I’m also interested in ways to support a strong forum, particularly with growth and activity early on, for small / new communities like FNS and Antilibraries :slight_smile: With the Antilibraries forum (started a few months ago) I’ve got ~50 users signed up, but only 11 active in the past 30 days, and I’m finding emails don’t necessarily work to get people back in to check out newer discussions.

One thing I’ve found inspiring recently is this guide Darius Kazemi made called Run your own social, all about starting a DIY social network. He runs a community using a fork of Mastodon, supporting an intimate friend network…not quite the same as a topic-specific forum, but lots of good ideas / tips.

Some ideas I’m thinking it could be worth exploring include:

  • Personal onboarding, giving each user a custom introduction to the community, explaining not only the software, but who the other users are, and the group norms / traditions
  • Group activities — some sort of regularly scheduled event (online and/or IRL?) that helps socialize everyone with one another…could also be weekly prompts, ongoing challenges, etc. (the “learning adventure” structure seems like a good mechanism here!)
  • Bringing on some additional moderators (in my case, not even for technical reasons, but to set an example with being active, prompting good discussions, etc.)
  • Maybe playing more with some Discourse plugins, e.g. this chat plugin could be cool!

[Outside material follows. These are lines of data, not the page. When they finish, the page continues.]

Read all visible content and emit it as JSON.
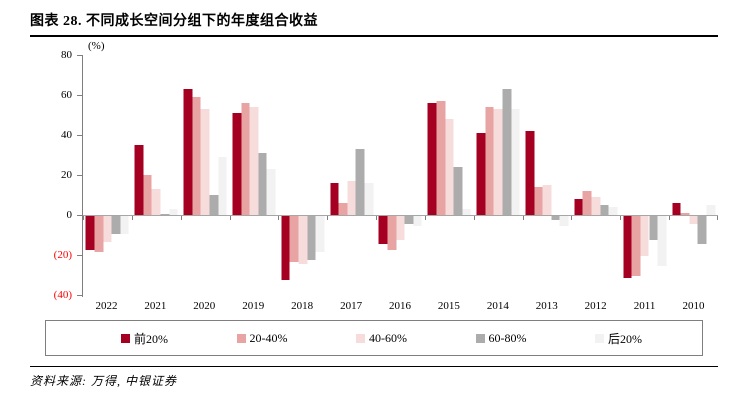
{
  "title": "图表 28. 不同成长空间分组下的年度组合收益",
  "source": "资料来源: 万得, 中银证券",
  "colors": {
    "negative_tick": "#ff0000",
    "axis": "#7f7f7f",
    "zero_line": "#a6a6a6"
  },
  "chart_data": {
    "type": "bar",
    "title": "不同成长空间分组下的年度组合收益",
    "unit_label": "(%)",
    "ylim": [
      -40,
      80
    ],
    "grid": false,
    "legend_position": "bottom",
    "yticks": [
      {
        "label": "80",
        "value": 80
      },
      {
        "label": "60",
        "value": 60
      },
      {
        "label": "40",
        "value": 40
      },
      {
        "label": "20",
        "value": 20
      },
      {
        "label": "0",
        "value": 0
      },
      {
        "label": "(20)",
        "value": -20
      },
      {
        "label": "(40)",
        "value": -40
      }
    ],
    "categories": [
      "2022",
      "2021",
      "2020",
      "2019",
      "2018",
      "2017",
      "2016",
      "2015",
      "2014",
      "2013",
      "2012",
      "2011",
      "2010"
    ],
    "series": [
      {
        "name": "前20%",
        "color": "#A50021",
        "values": [
          -17,
          35,
          63,
          51,
          -32,
          16,
          -14,
          56,
          41,
          42,
          8,
          -31,
          6
        ]
      },
      {
        "name": "20-40%",
        "color": "#E8A3A3",
        "values": [
          -18,
          20,
          59,
          56,
          -23,
          6,
          -17,
          57,
          54,
          14,
          12,
          -30,
          1
        ]
      },
      {
        "name": "40-60%",
        "color": "#F7DCDC",
        "values": [
          -13,
          13,
          53,
          54,
          -24,
          17,
          -12,
          48,
          53,
          15,
          9,
          -20,
          -4
        ]
      },
      {
        "name": "60-80%",
        "color": "#ACACAC",
        "values": [
          -9,
          0.5,
          10,
          31,
          -22,
          33,
          -4,
          24,
          63,
          -2,
          5,
          -12,
          -14
        ]
      },
      {
        "name": "后20%",
        "color": "#F3F2F2",
        "values": [
          -9,
          3,
          29,
          23,
          -18,
          16,
          -5,
          3,
          53,
          -5,
          4,
          -25,
          5
        ]
      }
    ]
  }
}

Posting for reference just because it’s fun to check out new Discourse forums on interesting niche topics and I think Jared mentioned this one recently—

Small new community for discussing “thinking tools”:

Our mission is to rethink how we create, share and organise knowledge. This community is a place to share ideas, post designs, and ask questions on the interaction and architecture of tools for thinking.